Deambulo por Buenos Aires, como en mis pasados y oxidados 16 años. Edad que atravesé mayoritariamente arrastrándome por las calles buscándome o buscando algo que me diera algún propósito. Vale aclarar que nunca encontré a nadie, mas bien me perdí en la mayoría de las veces, pero como alguna vez alguien me hizo notar, soy una persona que siempre anda detrás de la experiencia. Era cierto, y lo asumí, no me parecía nada malo, más bien una cualidad noble, sin enaltecer mi pobre personalidad derrumbada por las desilusiones.

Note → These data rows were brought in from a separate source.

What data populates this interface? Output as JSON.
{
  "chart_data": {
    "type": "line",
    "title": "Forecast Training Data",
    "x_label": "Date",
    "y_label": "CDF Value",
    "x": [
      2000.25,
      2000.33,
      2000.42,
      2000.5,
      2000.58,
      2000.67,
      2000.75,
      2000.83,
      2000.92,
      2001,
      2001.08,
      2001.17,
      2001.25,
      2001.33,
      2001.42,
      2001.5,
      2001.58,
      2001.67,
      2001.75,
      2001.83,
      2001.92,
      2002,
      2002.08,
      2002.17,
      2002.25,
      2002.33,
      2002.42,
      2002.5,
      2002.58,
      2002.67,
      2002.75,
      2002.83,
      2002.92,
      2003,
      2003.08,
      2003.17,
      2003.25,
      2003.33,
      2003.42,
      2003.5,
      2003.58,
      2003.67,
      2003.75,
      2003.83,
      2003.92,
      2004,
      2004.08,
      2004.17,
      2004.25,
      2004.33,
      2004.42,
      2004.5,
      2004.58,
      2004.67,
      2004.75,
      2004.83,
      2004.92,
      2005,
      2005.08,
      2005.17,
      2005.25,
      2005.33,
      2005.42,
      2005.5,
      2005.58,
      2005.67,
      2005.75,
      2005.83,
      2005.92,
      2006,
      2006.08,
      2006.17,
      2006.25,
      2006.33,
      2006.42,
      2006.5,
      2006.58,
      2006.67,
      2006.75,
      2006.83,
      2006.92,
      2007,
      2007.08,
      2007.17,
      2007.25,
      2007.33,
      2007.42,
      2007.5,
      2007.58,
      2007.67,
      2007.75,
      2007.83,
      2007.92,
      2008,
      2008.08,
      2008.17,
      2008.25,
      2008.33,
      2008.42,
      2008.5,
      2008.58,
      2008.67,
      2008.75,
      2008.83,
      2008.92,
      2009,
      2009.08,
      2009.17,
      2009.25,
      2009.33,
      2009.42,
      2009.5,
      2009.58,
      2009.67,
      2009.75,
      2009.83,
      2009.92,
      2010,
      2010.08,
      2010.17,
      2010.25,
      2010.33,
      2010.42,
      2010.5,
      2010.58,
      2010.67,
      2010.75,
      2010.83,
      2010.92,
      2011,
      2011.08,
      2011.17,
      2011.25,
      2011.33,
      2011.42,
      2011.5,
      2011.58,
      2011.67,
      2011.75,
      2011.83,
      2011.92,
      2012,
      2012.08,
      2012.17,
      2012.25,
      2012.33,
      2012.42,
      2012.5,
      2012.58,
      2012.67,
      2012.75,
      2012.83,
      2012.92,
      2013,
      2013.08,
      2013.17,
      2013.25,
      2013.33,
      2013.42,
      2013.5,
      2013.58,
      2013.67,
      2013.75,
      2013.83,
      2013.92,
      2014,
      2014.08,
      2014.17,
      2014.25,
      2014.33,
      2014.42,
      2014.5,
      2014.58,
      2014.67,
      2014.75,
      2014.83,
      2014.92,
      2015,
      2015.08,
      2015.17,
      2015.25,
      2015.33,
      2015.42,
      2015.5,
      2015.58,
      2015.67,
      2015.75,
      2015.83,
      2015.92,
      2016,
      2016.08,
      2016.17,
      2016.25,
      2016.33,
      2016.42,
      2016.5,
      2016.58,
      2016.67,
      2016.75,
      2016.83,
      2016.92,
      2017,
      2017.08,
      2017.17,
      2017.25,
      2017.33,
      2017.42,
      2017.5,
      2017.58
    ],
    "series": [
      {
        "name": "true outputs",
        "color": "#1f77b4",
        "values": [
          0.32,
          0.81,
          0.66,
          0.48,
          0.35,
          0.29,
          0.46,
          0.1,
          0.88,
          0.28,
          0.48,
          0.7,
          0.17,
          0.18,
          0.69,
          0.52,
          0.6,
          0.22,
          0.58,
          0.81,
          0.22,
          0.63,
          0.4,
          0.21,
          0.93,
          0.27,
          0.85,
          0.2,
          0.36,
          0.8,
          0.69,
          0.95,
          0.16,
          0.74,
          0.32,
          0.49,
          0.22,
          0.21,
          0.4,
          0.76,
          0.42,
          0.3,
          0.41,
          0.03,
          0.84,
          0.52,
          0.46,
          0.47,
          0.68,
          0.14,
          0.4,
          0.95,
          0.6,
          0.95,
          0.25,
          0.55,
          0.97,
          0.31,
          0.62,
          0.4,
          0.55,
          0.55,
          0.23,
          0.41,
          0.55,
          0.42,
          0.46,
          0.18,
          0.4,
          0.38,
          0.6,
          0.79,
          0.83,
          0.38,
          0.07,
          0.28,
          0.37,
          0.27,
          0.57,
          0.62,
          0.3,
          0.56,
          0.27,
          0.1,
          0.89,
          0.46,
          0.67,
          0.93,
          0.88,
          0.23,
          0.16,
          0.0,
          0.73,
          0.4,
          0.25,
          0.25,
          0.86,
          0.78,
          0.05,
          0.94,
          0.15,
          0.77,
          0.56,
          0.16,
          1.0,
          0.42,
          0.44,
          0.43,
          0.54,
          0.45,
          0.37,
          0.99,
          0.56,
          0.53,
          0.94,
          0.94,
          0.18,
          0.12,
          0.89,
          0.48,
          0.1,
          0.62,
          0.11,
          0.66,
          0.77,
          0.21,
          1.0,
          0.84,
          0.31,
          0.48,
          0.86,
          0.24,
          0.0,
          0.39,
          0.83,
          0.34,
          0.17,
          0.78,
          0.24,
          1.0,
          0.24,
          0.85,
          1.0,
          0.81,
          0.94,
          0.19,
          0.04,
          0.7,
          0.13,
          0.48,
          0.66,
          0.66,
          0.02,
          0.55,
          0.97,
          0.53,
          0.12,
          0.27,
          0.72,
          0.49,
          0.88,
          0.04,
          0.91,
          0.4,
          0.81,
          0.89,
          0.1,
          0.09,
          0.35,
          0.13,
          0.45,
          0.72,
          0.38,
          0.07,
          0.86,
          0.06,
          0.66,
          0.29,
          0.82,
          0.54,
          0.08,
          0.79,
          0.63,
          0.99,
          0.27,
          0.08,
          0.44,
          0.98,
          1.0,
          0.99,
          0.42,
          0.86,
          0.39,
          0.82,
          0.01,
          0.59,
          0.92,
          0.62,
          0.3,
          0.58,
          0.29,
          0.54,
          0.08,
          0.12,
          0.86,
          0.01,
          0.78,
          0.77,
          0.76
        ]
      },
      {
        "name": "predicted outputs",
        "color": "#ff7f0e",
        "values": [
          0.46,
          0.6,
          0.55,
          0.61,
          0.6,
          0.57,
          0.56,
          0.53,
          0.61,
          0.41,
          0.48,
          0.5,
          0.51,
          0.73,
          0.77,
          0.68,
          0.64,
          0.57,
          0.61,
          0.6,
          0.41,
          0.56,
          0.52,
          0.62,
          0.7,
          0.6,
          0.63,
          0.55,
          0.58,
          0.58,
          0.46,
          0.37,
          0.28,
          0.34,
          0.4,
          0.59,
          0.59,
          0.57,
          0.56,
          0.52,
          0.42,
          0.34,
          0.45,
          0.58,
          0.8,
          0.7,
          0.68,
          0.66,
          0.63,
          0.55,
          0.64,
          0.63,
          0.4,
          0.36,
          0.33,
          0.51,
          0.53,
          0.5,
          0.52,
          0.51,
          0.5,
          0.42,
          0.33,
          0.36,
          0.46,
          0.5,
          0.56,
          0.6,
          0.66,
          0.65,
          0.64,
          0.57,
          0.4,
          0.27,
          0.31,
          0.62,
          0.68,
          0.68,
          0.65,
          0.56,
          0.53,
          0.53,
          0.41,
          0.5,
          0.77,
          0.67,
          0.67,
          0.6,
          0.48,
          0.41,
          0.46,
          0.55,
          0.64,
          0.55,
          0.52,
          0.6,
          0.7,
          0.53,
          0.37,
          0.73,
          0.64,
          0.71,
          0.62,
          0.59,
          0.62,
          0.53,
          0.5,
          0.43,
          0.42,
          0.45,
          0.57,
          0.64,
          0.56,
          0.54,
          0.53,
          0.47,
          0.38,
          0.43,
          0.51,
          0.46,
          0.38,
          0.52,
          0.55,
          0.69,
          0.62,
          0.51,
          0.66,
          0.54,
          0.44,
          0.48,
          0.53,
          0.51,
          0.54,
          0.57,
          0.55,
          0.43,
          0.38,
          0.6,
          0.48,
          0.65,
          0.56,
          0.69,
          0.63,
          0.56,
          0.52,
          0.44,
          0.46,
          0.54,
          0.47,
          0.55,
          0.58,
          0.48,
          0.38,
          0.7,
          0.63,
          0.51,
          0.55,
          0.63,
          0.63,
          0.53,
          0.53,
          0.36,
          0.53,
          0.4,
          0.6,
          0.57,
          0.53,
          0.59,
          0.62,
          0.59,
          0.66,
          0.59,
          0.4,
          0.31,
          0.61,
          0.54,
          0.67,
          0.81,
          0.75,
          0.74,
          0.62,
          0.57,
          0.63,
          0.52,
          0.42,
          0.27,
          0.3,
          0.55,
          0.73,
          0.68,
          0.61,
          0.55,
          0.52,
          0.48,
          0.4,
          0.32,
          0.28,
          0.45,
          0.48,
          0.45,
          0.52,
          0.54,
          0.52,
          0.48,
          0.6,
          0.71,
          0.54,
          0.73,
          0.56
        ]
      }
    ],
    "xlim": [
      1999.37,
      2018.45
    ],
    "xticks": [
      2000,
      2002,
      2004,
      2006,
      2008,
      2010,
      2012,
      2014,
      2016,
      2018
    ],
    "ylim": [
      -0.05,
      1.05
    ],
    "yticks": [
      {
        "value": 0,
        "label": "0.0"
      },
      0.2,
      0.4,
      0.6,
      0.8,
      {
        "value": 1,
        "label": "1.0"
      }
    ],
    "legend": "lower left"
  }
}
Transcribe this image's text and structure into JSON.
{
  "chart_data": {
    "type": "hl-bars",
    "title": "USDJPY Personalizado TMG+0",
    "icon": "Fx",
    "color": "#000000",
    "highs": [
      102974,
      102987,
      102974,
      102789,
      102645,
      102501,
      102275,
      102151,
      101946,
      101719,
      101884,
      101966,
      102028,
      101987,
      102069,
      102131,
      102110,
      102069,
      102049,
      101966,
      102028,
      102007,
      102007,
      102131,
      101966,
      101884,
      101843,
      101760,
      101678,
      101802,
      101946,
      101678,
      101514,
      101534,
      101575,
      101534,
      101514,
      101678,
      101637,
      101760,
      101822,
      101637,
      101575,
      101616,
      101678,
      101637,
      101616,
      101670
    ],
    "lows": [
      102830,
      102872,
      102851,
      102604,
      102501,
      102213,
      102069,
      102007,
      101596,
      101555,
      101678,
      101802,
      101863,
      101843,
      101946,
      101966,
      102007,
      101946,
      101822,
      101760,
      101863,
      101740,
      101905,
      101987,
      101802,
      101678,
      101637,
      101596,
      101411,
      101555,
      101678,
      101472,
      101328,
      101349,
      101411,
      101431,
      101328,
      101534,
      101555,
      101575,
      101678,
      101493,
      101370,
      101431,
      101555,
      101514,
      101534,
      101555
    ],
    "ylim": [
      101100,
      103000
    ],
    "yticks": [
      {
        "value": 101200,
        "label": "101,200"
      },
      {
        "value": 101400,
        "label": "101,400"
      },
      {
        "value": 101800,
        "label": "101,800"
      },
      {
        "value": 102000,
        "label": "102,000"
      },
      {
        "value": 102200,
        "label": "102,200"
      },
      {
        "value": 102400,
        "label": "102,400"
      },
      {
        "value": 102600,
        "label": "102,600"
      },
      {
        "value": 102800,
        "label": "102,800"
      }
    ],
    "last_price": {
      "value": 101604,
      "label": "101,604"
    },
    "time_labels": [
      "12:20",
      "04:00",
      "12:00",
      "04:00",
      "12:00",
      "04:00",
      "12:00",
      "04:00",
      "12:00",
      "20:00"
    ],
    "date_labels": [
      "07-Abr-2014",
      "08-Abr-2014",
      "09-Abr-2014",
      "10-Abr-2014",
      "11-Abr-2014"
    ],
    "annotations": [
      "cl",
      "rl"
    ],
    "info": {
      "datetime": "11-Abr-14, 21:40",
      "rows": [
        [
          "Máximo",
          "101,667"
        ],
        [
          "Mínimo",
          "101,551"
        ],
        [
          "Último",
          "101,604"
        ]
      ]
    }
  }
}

Vuelvo a refugiarme en la peatonal Bacacay y como si de flashes e imágenes se tratase, un relato comenzó a formarse, comenzó a gestarse algo de lo que me tenía que agarrar y no podía permitir que abandone la zona, como aquella película de Miyazaki, algo así como el castillo vagabundo. Subo a un 145 que justo pasaba ante mis ojos e intento que llegue rápido a mi casa, utilizando mis poderes mentales que por supuesto no funcionaban. Ooohhh Baby de Lou Reed agilizaba el desplazamiento mientras veía por la ventana sucia la calle Maldonado, lugar donde la noche anterior un pichi en busca de 50 pesos que le solucionaran el dolor de cabeza que la abstinencia le estaba generando, me mostró el cuchillo más grande que jamás había visto. Durante el día parecía más amena, casi que llena de vida. En mi casa me esperaba un CD de Los Estómagos y la computadora. Me hundo en la silla y tecleo a un ritmo desesperante, rememorando a aquellos autores Beat que tanto idolatraba. No importan los errores, no importaba la historia, no quería el giro inesperado del clásico cuento o relato, quería retratar algo, no importaba que. Importa el acto de la escritura, no importa mas nada. El resto son puras obviedades del momento que pronto se vuelven espuma, se elevan y se vuelven parte del cielo. Amo de La Noche aturde las paredes repletas de humedad de mi pequeño apartamento en el barrio de Parque Rodó. Un libro de Peveroni, otro de Sontag y uno de Polleri me observan y me juzgan a la vez desde el otro extremo de la habitación. Corrigen mi estilo, me alientan a que siga con esa movilidad y ritmo exorbitante pero yo les respondo amablemente que no,m que todo tiene un fin, y que yo encuentro el fin de este pequeño instante narrativo aquí, y no le pido más a la hoja en blanco, en este caso el archivo Word. No pido más nada. Todo tiene por supuesto, un fin, y este es el de este instante ebrio de gloria. Otro día mas de vida. Otra aventura que se queda en el archivo.